Dominion Voting Systems won an appeal in Pennsylvania's highest court on Monday in a bid to ensure that any inspection of its voting machines as part of Republican lawmakers' inquiry into Pennsylvania’s 2020 election be done by a laboratory that has specific credentials.
The Democratic-majority state Supreme Court ruled 5-2, along party lines, to overturn a January decision by a Republican judge on the lower Commonwealth Court.
That judge ruled that Dominion could not intervene in a wider case involving an inspection of its equipment used by heavily Republican Fulton County in 2020's election.
Dominion's court case is but one tentacle of a Republican undertaking in Pennsylvania inspired by former President Donald Trump’s baseless claims of election fraud.

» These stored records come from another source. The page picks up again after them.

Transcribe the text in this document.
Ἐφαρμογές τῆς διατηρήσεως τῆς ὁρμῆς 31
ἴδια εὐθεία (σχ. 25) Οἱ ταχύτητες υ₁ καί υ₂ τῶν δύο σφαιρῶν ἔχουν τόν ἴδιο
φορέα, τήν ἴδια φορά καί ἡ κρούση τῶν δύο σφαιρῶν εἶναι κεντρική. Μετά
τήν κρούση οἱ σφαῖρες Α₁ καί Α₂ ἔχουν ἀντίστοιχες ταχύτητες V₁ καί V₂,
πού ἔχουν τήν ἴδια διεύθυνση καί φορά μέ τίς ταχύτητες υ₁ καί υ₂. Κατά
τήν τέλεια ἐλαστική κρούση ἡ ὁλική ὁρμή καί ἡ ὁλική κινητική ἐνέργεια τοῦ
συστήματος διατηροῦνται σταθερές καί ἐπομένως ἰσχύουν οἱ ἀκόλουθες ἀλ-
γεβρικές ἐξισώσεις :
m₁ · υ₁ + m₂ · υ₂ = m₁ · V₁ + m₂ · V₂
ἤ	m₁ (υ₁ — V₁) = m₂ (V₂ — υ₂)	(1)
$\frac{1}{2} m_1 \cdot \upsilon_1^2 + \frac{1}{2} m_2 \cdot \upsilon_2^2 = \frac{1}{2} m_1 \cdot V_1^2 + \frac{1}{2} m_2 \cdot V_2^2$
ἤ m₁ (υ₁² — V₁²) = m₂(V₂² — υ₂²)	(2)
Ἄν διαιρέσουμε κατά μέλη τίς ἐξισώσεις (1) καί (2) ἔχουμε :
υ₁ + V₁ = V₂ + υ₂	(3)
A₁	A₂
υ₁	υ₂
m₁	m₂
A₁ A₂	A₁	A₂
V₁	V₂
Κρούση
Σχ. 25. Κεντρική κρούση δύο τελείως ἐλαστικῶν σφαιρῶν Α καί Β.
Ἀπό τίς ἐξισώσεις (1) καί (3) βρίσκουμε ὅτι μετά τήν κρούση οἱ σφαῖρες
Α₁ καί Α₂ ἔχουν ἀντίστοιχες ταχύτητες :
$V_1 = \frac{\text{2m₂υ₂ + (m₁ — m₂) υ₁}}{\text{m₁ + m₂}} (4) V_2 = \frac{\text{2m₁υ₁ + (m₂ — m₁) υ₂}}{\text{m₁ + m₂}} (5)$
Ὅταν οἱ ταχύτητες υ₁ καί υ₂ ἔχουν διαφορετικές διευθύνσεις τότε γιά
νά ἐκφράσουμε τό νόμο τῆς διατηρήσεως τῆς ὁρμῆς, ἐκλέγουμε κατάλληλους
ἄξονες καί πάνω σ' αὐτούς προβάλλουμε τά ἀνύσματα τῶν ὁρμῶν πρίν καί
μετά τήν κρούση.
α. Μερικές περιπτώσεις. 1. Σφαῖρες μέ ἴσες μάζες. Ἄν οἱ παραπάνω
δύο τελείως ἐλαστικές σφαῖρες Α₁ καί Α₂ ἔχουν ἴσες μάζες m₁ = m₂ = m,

Monday's decision revives Dominion's request that any inspection of its equipment be conducted by a federally accredited voting system test lab or a national laboratory used by the U.S. Department of Homeland Security’s Cybersecurity and Infrastructure Security Agency.

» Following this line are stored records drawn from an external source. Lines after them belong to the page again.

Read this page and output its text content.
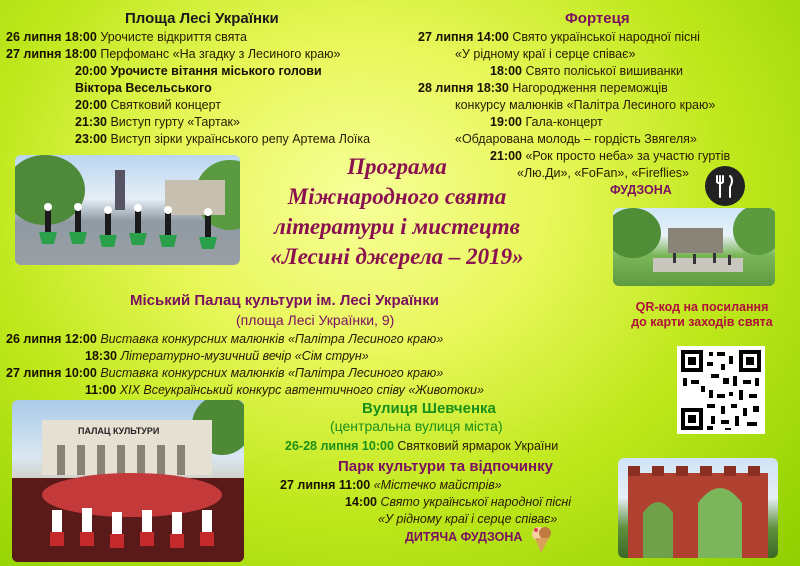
Площа Лесі Українки
26 липня 18:00 Урочисте відкриття свята
27 липня 18:00 Перфоманс «На згадку з Лесиного краю»
20:00 Урочисте вітання міського голови
Віктора Весельського
20:00 Святковий концерт
21:30 Виступ гурту «Тартак»
23:00 Виступ зірки українського репу Артема Лоїка
Фортеця
27 липня 14:00 Свято української народної пісні
«У рідному краї і серце співає»
18:00 Свято поліської вишиванки
28 липня 18:30 Нагородження переможців
конкурсу малюнків «Палітра Лесиного краю»
19:00 Гала-концерт
«Обдарована молодь – гордість Звягеля»
21:00 «Рок просто неба» за участю гуртів
«Лю.Ди», «FoFan», «Fireflies»
ФУДЗОНА
Програма
Міжнародного свята
літератури і мистецтв
«Лесині джерела – 2019»
Міський Палац культури ім. Лесі Українки
(площа Лесі Українки, 9)
26 липня 12:00 Виставка конкурсних малюнків «Палітра Лесиного краю»
18:30 Літературно-музичний вечір «Сім струн»
27 липня 10:00 Виставка конкурсних малюнків «Палітра Лесиного краю»
11:00 XIX Всеукраїнський конкурс автентичного співу «Животоки»
QR-код на посилання
до карти заходів свята
ПАЛАЦ КУЛЬТУРИ
Вулиця Шевченка
(центральна вулиця міста)
26-28 липня 10:00 Святковий ярмарок України
Парк культури та відпочинку
27 липня 11:00 «Містечко майстрів»
14:00 Свято української народної пісні
«У рідному краї і серце співає»
ДИТЯЧА ФУДЗОНА
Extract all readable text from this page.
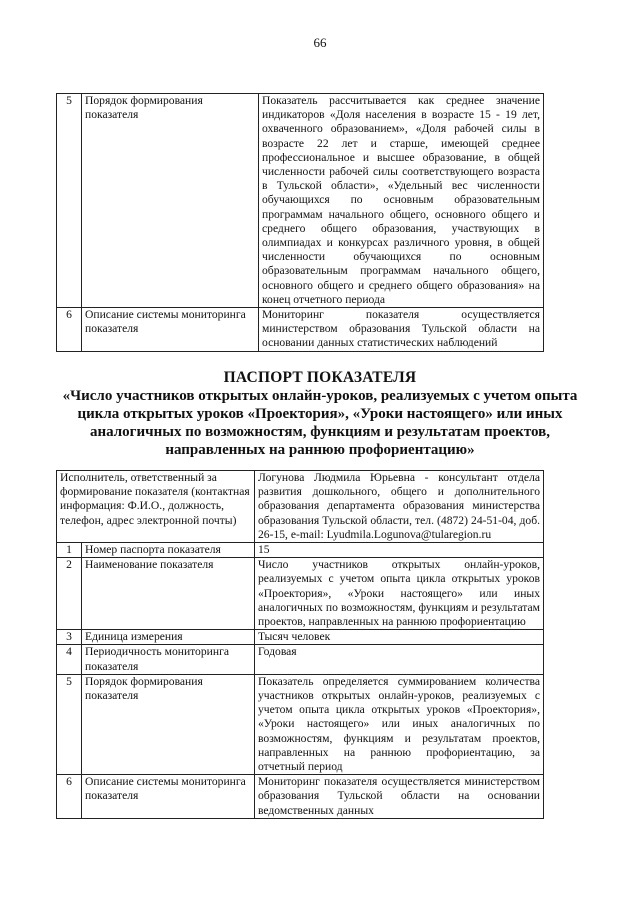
66
5	Порядок формирования показателя	Показатель рассчитывается как среднее значение индикаторов «Доля населения в возрасте 15 - 19 лет, охваченного образованием», «Доля рабочей силы в возрасте 22 лет и старше, имеющей среднее профессиональное и высшее образование, в общей численности рабочей силы соответствующего возраста в Тульской области», «Удельный вес численности обучающихся по основным образовательным программам начального общего, основного общего и среднего общего образования, участвующих в олимпиадах и конкурсах различного уровня, в общей численности обучающихся по основным образовательным программам начального общего, основного общего и среднего общего образования» на конец отчетного периода
6	Описание системы мониторинга показателя	Мониторинг показателя осуществляется министерством образования Тульской области на основании данных статистических наблюдений
ПАСПОРТ ПОКАЗАТЕЛЯ
«Число участников открытых онлайн-уроков, реализуемых с учетом опыта цикла открытых уроков «Проектория», «Уроки настоящего» или иных аналогичных по возможностям, функциям и результатам проектов, направленных на раннюю профориентацию»
Исполнитель, ответственный за формирование показателя (контактная информация: Ф.И.О., должность, телефон, адрес электронной почты)		Логунова Людмила Юрьевна - консультант отдела развития дошкольного, общего и дополнительного образования департамента образования министерства образования Тульской области, тел. (4872) 24-51-04, доб. 26-15, e-mail: Lyudmila.Logunova@tularegion.ru
1	Номер паспорта показателя	15
2	Наименование показателя	Число участников открытых онлайн-уроков, реализуемых с учетом опыта цикла открытых уроков «Проектория», «Уроки настоящего» или иных аналогичных по возможностям, функциям и результатам проектов, направленных на раннюю профориентацию
3	Единица измерения	Тысяч человек
4	Периодичность мониторинга показателя	Годовая
5	Порядок формирования показателя	Показатель определяется суммированием количества участников открытых онлайн-уроков, реализуемых с учетом опыта цикла открытых уроков «Проектория», «Уроки настоящего» или иных аналогичных по возможностям, функциям и результатам проектов, направленных на раннюю профориентацию, за отчетный период
6	Описание системы мониторинга показателя	Мониторинг показателя осуществляется министерством образования Тульской области на основании ведомственных данных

It comes as Republican lawmakers fight in court to use the contractor of their choice to download “digital data” from Dominion's election computers and hardware used by Fulton County in 2020's election.
Dominion was the subject of some of the most feverish right-wing conspiracy theories about the election supposedly being stolen from Trump. It has since filed a number of defamation lawsuits against Trump allies and right-wing broadcasters.